PROLOGUE
The Ruin of Eveningstar
On the day Jennifer Scales turned five, her family was forced to move. It was the morning their quiet river town of Eveningstar, Minnesota, died a horrible death.
Jennifer remembered only dim dawn light against her window, her mother rousing her, and jeans and a sweatshirt finding their way onto her tired body while her head drooped against her chest.
If she thought a little harder, she could remember walking through the crisp, brown woods behind her house until they reached the Mississippi River, stepping onto a flat, slippery boat that sunk a bit with her weight, and shivering in her mother’s firm arms while her father’s voice calmly reassured her.

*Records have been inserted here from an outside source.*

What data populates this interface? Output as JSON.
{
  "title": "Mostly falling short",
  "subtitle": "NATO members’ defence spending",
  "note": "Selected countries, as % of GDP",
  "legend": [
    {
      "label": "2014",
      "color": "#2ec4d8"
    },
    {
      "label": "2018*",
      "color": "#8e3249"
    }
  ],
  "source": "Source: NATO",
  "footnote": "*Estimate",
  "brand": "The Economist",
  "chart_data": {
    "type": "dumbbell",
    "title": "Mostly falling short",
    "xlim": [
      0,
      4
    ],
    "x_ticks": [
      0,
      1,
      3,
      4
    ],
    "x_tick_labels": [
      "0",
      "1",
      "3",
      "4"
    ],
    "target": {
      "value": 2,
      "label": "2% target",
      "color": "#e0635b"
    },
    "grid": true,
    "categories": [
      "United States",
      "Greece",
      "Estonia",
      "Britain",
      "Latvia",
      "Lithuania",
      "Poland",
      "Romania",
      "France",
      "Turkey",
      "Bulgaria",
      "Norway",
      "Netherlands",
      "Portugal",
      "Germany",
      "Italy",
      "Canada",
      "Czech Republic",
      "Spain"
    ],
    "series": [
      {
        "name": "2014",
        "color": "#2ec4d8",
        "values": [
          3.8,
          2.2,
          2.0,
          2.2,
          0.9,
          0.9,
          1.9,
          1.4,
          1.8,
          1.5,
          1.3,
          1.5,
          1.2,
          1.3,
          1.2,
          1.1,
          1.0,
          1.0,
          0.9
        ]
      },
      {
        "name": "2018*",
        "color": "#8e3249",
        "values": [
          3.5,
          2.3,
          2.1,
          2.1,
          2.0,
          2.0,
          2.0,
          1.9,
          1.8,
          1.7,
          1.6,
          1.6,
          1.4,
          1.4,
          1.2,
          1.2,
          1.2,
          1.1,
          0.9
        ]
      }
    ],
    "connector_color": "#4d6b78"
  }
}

And if she relaxed her mind, which she wouldn’t be able to do until she was older, she could remember standing on a bluff beyond the other side of the river, watching from a safe distance as her hometown burned under a crescent moon. She heard the roars of beastsdinosaurs?the howls of wolves, and the screeches of unknown things.
The morning of September 18, those things laid waste to Eveningstar. No one from beyond its borders ever tried to put out the fires, or bury those who died there, or even report the incident.
No one went there. No one remembered there. Eveningstar, Minnesota, settled by Scandinavian immigrants and incorporated more than one hundred years past, fell into ashes and out of existence.